Let’s go through the code line-by-line:

First we install and load the package, then we can inspect the functions we will use, such as bfs_get_catalog_data to see that we can use this function to determine what kind of data BFS publishes, based on keywords.

::: cell ::: {.cell-output .cell-output-stdout} # A tibble: 1 × 6 title language number_bfs number_asset publication_date url_px 1 Energy accounts of e… en px-x-0204… 36179320 2025-09-30 https… ::: :::

We search for energy datasets, save the respective ID of the dataset, and then GET the data, using the bfs_get_data function.

After line 9, we are already done with the API usage for this example. The rest is just filtering the dataset to get only the columns of interest (total Energy Product across all Economy and Households)

When inspecting the data, it looks like this:

Year	Amount
2006	1157170
2007	1126804
2008	1158734
2009	1136915

From API Wrappers to APIs proper

In theory, we could be done with this example - using API wrappers instead of manually looking for data on the web makes it easier for us to scale our example - meaning we can easily fetch our 300 time series with little extra effort.

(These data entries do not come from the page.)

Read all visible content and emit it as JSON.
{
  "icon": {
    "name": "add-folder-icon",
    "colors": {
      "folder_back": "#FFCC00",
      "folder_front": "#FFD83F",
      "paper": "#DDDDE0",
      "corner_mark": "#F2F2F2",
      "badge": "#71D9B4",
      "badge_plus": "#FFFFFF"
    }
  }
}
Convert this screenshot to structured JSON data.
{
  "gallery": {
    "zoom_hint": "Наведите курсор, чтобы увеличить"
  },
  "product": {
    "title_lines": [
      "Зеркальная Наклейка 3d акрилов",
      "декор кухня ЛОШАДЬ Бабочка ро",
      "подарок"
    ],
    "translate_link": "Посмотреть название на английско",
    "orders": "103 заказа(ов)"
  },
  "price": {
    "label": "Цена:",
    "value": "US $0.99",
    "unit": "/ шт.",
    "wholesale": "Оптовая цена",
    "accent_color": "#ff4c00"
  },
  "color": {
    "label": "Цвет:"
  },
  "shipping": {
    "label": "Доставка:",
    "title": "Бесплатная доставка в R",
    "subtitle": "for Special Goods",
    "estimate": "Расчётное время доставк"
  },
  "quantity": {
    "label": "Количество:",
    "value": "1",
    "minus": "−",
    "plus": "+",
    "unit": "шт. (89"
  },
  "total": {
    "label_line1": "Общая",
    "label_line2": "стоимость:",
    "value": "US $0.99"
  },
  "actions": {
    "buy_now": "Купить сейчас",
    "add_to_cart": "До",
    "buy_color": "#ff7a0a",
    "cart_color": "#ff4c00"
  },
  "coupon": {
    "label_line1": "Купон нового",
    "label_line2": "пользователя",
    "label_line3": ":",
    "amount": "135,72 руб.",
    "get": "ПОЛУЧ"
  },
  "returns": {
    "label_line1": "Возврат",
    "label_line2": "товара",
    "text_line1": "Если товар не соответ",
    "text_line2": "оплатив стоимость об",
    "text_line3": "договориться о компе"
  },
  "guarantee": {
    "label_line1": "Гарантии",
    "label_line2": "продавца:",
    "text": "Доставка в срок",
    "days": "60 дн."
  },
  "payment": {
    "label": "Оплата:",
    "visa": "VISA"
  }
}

Still, to get a deeper understanding of how APIs work, we could also take a look at how API Wrappers work under the hood. Luckily for us, R packages like FSO are open source (like the R programming language) so we can see how a function such as bfs_get_data is written. We can go to the Package author’s github page, and find the function

This might look a bit complex, so let’s break it down by looking at the essential code:

bfs_get_data <- function(number_bfs, language = "de", query = NULL, column_name_type = "text", variable_value_type = "text", clean_names = FALSE, delay = NULL) {
  # base url
  df_json <- httr2::request("https://www.pxweb.bfs.admin.ch/api/v1") %>%
    # add path params
    httr2::req_url_path_append(paste0(language, "/", number_bfs, "/", number_bfs, ".px")) %>%
    httr2::req_retry(max_tries = 2, max_seconds = 10) %>%
    # executre request
    httr2::req_perform() %>%
    # transform response to json
    httr2::resp_body_json(simplifyVector = TRUE)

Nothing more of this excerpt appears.